I've heard teachers hyperbolize this: "I'll never teach these students as much as they teach me." What?! Now, we're into a problem area. How much a teacher learns from their students also could be discussed in that continuum manner. For me, in that analysis, I always find myself at the far end where I as the teacher learn much, much less than my students, which is appropriate, but always learning as well. I tell every class that I teach the same. I do learn from them.

This week, then, because I ran into a little hitch in trying to decide what you may want to read about; and because I taught Friday night, all day Saturday, and most of Sunday; and because that class, for the first time in my teaching, is comprised of doctoral candidates who are pursuing a Ph.D. in information technology; and, finally, because as stated I learn from all my students, these, the most advanced ever in my classroom, taught me enough to break though my little nuisance blockade, and I hope you find interest in what they've taught me. It's about the future.
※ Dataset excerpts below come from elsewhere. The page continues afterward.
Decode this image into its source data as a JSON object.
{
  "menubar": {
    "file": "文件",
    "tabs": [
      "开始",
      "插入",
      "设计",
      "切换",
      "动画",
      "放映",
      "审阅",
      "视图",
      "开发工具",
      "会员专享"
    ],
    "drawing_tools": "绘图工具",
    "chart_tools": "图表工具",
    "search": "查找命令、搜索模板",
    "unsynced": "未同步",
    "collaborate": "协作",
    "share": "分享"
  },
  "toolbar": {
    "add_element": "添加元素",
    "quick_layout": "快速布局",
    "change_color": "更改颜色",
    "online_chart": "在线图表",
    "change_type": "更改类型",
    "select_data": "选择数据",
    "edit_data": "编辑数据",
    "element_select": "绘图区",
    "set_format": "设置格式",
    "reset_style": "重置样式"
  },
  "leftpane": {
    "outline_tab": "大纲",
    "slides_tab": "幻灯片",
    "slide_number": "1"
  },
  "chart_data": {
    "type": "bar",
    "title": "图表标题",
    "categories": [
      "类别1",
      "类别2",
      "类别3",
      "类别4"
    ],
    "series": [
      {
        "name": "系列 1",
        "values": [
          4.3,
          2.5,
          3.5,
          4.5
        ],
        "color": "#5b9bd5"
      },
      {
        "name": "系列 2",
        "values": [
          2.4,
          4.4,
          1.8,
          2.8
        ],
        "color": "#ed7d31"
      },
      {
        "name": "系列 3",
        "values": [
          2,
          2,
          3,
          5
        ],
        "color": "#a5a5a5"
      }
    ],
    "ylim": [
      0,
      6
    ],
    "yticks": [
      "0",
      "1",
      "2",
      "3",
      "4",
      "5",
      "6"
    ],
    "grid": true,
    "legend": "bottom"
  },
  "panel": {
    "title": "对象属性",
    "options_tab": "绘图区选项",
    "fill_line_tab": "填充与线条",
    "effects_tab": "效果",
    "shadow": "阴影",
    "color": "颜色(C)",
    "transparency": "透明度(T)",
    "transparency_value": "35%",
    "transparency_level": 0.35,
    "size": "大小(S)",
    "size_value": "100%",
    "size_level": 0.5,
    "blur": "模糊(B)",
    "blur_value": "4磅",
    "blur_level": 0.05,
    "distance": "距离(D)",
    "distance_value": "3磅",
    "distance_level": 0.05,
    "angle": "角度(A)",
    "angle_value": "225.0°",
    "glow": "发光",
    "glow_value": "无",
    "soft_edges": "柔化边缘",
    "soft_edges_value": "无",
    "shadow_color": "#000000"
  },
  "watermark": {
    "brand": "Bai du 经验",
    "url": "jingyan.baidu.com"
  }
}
The nine students are working futuristically because they're beginning the process of developing their dissertation. In a nutshell, a dissertation is an investigation and written work product that doctoral scholars create over years of time. The first steps up the Himalayan task are to merely decide what to spend those years researching and analyzing. These IT experts are dreaming of what problems will need to be solved, and what innovations in technology are coming, at least far enough out that their work starting now still is relevant then. In that sense, they're predicting the future, and I'd like to share a couple of their ideas, anonymized because I never sought their permission to share.

Vera's ideas and research are fascinating as anyone's. She will be examining a rather new concept in tech, which all technological devices, apps, and solutions once were: ideas, only, and new ones. The phrase may be unfamiliar to you: decentralized privacy. Even in this column, which is not intended for IT scholar audiences, you've read about the most basic understanding that privacy, which is what your private, personal, medical, or financial information deserves, means control. When you can control your personal information, your thoughts even, you are maintaining privacy. Vera's somewhat oxymoronic idea is to take our private information and chop it all up into countless little bits so that no one can ever steal the whole. All those countless bits of data that when combined perfectly make up your social security number, for example, are secured through encryption, and only you have the key to put it back together when you need to use it, such as for a loan application online.
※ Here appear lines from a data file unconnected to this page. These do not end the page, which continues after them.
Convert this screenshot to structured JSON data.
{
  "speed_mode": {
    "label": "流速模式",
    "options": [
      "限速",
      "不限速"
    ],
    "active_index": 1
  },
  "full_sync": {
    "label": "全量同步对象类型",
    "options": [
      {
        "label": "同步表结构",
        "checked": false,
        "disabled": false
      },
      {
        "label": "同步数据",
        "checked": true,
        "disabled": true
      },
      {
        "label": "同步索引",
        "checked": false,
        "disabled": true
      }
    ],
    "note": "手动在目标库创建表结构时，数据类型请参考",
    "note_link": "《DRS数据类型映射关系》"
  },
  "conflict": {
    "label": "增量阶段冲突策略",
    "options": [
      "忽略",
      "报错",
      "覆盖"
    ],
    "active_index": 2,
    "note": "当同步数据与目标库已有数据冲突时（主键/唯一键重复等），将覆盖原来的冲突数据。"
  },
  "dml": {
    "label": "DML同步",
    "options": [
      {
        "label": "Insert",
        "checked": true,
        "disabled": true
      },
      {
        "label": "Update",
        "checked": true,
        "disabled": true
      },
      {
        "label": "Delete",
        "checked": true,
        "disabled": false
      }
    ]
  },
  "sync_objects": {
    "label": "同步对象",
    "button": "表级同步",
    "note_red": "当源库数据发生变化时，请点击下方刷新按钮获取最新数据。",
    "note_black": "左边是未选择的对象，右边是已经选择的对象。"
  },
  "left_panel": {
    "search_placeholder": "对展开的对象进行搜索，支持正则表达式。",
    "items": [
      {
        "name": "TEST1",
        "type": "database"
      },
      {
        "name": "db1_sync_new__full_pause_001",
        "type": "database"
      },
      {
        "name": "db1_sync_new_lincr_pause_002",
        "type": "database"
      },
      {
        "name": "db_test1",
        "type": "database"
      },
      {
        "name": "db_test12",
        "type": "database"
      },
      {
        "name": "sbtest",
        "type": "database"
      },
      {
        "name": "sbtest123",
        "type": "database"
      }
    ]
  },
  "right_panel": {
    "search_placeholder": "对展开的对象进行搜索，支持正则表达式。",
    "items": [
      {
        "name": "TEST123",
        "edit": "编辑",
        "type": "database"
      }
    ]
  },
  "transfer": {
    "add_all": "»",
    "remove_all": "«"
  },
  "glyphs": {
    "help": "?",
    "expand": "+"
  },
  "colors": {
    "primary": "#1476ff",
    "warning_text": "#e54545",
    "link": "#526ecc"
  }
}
Charles will be finding solutions to the new problem of medical patients' reluctance to use smart wearables that can collect health data that a care provider can later analyze. We've been through many revisions and improvements to one such smart, wearable device, Apple Watch, now on series six. Charles believes that these devices should be part of many, many patients' healthcare programs. Information such as heart rate, glucose levels, and scores of other diagnostic inputs could be conveniently collected, and not influenced by "noise" to the signal, such as the so-called white coat syndrome when our blood pressure changes merely by being in a medical office. As prolific as the Apple Watch may seem, Charles believes that millions could gain health benefits by adopting this technology, but that our security and privacy fears, among other factors, keep us from using them.

Seven other students had equally novel, forward-thinking ideas. Most will change to some degree as they further explore the problems and potential solutions. To me, and maybe you can see it too, these scholars who are already subject matter experts in technology, are pointing to where things are going, and should you ever get the chance to pick their brains or have a cup of tea with someone at that level, I encourage you to take advantage and get a glimpse of the future.